In January 1972, in a scene straight out of "Frankie and Johnny," trumpeter Lee Morgan was shot dead by his mistress at Slug's, a jazz club on New York City's Lower East Side. Morgan was thirty-three years old. His death—spectacular in jazz not so much because he was young as because it involved a woman instead of drugs—is remembered thus by one of his closest musical associates: "For years Lee had been with Helen [More], an older woman—maybe ten years older than him—who sort of looked after him and had straightened him out a little, helped him stay away from dope. A few weeks before his death, Lee had started hanging out with a younger girl, very pretty; she looked like Angela Davis. He was taking her all over town, showing her off to his friends. One day he dropped by the school in Harlem where I was teaching jazz workshops and introduced her to all of us.

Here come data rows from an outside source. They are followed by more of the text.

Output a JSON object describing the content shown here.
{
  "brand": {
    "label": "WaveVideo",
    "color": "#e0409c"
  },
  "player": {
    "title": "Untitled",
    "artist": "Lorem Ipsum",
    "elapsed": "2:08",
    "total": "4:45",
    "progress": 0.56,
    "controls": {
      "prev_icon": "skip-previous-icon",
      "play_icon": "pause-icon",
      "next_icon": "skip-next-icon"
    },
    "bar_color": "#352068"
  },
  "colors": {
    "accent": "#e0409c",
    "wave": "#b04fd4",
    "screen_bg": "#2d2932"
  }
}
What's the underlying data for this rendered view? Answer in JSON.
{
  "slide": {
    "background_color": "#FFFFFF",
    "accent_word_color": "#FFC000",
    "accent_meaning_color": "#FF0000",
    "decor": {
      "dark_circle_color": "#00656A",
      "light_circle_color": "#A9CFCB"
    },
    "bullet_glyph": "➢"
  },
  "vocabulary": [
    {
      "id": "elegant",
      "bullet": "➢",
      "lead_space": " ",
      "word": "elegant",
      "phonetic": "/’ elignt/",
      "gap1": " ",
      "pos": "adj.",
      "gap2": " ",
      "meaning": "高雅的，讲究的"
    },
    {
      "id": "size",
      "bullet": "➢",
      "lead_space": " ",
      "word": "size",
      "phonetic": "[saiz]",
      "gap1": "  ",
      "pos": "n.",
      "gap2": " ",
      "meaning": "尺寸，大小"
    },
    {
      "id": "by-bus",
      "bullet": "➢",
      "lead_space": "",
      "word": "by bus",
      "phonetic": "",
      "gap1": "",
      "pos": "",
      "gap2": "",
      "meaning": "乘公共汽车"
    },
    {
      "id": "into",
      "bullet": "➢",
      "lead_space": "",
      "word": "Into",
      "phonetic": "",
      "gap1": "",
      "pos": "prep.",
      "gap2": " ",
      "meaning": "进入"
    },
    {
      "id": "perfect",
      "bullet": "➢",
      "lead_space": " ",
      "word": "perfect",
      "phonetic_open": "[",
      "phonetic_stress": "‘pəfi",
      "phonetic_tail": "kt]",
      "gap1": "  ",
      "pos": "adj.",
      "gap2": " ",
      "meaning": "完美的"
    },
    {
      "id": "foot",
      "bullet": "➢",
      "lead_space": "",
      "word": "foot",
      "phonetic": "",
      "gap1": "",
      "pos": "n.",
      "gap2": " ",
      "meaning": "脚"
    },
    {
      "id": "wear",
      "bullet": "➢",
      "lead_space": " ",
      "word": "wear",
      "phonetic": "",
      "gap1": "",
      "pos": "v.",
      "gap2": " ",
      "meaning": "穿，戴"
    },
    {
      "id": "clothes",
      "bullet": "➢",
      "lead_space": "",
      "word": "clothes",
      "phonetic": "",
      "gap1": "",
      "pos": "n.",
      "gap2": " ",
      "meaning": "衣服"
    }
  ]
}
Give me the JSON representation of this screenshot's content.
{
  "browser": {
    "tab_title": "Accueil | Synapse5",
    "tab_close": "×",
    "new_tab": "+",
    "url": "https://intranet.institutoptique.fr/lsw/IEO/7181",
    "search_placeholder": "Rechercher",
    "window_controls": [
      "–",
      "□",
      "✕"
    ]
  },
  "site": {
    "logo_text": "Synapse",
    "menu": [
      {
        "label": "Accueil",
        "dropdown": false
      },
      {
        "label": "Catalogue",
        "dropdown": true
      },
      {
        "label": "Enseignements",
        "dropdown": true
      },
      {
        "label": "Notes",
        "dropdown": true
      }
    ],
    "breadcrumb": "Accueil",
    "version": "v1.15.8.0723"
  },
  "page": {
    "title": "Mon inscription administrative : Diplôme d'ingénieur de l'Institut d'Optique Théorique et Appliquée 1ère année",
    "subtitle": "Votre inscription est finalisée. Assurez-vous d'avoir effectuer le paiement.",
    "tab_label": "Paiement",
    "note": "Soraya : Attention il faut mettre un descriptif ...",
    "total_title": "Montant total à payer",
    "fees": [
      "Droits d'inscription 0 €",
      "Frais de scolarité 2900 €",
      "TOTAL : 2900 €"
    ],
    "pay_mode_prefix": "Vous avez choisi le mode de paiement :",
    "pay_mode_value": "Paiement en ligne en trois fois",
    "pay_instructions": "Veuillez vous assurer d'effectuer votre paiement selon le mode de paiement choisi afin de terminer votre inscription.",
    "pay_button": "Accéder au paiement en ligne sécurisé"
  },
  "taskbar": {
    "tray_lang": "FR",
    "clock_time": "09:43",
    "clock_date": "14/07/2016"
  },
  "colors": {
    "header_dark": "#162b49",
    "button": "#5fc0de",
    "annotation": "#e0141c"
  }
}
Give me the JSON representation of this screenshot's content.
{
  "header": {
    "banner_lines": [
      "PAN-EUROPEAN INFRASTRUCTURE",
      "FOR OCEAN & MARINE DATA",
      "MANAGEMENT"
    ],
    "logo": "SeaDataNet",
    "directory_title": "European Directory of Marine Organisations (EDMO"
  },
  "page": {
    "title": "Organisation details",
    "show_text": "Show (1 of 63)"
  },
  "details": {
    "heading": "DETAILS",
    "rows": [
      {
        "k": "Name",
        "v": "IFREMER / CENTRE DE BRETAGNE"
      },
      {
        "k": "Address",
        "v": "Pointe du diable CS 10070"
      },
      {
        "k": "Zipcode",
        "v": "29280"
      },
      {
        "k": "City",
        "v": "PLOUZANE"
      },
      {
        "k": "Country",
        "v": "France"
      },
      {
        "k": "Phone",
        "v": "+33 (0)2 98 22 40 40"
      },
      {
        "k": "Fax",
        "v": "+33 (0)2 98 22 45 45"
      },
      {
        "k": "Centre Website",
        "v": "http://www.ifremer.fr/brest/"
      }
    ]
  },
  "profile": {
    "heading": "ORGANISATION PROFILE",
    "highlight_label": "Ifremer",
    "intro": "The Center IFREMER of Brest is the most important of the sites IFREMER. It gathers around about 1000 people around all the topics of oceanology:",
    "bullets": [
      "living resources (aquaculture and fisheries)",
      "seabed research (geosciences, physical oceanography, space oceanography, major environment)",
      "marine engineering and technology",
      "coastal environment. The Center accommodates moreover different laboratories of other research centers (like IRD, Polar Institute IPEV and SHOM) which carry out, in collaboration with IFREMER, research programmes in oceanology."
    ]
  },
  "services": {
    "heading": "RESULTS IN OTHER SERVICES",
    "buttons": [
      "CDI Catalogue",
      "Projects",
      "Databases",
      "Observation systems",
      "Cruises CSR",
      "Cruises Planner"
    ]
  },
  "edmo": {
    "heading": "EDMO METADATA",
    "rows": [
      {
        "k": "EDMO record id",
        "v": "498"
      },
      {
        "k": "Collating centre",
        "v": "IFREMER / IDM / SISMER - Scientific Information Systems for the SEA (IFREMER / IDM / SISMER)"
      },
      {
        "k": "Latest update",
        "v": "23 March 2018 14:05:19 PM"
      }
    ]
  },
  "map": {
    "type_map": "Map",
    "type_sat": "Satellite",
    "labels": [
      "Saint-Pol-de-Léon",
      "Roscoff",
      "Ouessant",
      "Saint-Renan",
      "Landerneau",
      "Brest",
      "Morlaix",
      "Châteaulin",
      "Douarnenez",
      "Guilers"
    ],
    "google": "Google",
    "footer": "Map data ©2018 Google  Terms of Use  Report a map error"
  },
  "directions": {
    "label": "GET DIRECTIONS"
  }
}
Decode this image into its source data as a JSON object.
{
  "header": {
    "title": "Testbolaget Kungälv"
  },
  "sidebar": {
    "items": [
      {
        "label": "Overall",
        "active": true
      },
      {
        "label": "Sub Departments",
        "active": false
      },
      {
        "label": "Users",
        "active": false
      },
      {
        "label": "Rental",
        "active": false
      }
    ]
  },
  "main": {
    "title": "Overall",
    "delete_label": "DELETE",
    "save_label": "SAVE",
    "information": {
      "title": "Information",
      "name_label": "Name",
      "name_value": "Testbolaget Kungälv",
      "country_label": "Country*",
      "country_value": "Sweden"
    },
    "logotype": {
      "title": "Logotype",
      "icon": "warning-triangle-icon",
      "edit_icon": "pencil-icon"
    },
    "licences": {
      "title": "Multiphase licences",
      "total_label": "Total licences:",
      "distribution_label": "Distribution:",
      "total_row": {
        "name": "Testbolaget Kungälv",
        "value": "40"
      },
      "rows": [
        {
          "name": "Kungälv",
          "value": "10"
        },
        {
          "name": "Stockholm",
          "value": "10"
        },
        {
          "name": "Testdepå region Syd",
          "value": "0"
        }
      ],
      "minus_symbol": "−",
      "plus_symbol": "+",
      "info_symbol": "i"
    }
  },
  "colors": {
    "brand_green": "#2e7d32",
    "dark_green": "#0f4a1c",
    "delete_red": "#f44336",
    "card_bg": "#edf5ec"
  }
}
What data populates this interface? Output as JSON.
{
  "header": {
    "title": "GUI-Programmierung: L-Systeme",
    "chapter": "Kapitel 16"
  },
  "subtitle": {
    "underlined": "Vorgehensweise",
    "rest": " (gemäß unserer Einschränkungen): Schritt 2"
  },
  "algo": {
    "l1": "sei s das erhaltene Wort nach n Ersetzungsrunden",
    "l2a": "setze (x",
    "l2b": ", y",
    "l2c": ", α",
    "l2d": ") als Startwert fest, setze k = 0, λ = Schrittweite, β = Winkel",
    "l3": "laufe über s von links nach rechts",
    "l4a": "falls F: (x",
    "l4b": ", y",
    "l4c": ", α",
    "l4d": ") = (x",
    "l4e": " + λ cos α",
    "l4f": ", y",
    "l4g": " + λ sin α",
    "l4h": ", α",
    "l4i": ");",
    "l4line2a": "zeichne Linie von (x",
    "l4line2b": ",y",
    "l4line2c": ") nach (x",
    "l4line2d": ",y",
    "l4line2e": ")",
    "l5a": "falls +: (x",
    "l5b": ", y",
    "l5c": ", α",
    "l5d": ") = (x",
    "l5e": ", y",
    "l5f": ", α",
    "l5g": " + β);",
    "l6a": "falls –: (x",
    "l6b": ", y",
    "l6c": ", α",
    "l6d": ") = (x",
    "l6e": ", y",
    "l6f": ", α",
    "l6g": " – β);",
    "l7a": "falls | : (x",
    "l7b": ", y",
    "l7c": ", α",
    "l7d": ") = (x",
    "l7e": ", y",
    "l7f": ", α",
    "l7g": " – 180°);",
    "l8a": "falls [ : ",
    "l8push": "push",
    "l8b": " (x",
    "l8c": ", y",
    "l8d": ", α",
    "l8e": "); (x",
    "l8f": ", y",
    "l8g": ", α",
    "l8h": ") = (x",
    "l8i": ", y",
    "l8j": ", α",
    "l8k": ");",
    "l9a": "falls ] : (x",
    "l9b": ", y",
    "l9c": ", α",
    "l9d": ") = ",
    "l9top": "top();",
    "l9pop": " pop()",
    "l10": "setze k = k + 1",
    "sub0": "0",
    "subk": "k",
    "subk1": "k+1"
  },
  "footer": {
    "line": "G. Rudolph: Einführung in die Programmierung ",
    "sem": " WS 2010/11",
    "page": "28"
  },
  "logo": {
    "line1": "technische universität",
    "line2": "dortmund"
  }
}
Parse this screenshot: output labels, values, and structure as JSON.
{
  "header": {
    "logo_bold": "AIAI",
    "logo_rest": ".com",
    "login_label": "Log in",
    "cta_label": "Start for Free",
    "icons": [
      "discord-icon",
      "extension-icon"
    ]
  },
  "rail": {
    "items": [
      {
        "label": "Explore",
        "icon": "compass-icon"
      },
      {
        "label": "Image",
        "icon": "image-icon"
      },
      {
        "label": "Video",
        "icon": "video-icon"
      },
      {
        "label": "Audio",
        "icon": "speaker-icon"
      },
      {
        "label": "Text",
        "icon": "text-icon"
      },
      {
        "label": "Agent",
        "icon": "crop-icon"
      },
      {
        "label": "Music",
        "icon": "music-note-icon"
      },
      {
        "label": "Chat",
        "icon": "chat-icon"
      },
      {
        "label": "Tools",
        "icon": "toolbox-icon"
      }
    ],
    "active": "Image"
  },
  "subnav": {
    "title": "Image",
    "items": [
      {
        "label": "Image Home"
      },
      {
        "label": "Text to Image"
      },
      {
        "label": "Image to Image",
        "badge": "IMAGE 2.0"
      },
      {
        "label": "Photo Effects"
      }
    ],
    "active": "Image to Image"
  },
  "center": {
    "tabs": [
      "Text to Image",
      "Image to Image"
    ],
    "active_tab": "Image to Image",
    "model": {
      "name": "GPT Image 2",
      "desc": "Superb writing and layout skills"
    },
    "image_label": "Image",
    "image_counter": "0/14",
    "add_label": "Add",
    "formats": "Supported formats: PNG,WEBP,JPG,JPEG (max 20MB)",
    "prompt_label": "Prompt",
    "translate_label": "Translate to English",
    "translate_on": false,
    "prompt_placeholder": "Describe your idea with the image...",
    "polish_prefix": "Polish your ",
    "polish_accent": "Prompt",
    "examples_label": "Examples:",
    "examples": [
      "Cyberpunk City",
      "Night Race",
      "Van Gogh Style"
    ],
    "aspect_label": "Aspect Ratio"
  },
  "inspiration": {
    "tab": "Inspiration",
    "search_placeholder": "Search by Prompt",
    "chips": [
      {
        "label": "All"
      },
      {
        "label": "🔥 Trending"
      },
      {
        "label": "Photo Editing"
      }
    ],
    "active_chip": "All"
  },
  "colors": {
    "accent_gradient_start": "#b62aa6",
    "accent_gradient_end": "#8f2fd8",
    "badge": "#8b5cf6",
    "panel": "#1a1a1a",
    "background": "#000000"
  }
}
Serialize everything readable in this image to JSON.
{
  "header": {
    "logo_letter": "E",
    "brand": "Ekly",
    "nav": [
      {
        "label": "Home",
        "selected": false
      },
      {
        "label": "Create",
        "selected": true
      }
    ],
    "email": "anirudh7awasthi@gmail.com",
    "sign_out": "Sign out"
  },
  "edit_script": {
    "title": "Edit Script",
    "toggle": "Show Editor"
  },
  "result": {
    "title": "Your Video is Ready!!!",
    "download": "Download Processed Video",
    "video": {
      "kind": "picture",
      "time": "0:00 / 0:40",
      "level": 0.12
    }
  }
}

"That night in January was one of the coldest nights of the year. It was about five degrees below zero, and Lee was relaxing between sets at the bar with this fine new girlfriend of his when Helen walked in. She came up to him, but lee didn't want to be bothered and he walked her over to a table, sat her down, and told her to wait. Then he went back to the bar. After a while, she came up to him again. This time Lee took her by the shoulders and, without her overcoat or anything, marched her over to the door and put her out in the cold. Now she had Lee's pistol in her pocketbook, and when she came back in she pulled it out and shot him: one of those shots that go straight to the heart. A little red stain came up on his shirt—the bleeding was all inside—and a few minutes later he was dead. Then she realized what had happened and she was crying and hanging over him and screaming—'Mogie'—that was what she called him—'What have I done?' But he was dead.
David H Rosenthal, Hard Bop: Jazz and Black Music, 1955-1965, Oxford University Press, 1992

3 December 2002


Owen (age 4), after seeing his (next year) kindergarten teacher:
Owen: "And I already know Kindergarten Math!" (skips away proudly).
But then, after the teacher is gone:
Owen: (Pausing) "Mama, do I know Kindergarten Math?"
Gloria: "Let's see, what is zero plus five?"
Owen: "Five!" (resumes skipping).


Putting away dishes:
Gloria: "But that's not where that goes..."
Thane: "But that is where it went..."

Bumper sticker at the corner of Oregon Expressway & El Camino Real:

1 December 2002
An Amazing Optical Illusion (1995)

Using an "eyedropper" in a computer painting program, I verified that the squares A and B are indeed exactly the same shade of gray. Try squinting at it while holding your hands up so that all you can see is a narrow strip of the picture that includes the squares A and B.

For conclusive proof, print out the picture and cut out the diamond shapes of the "A" and "B" squares.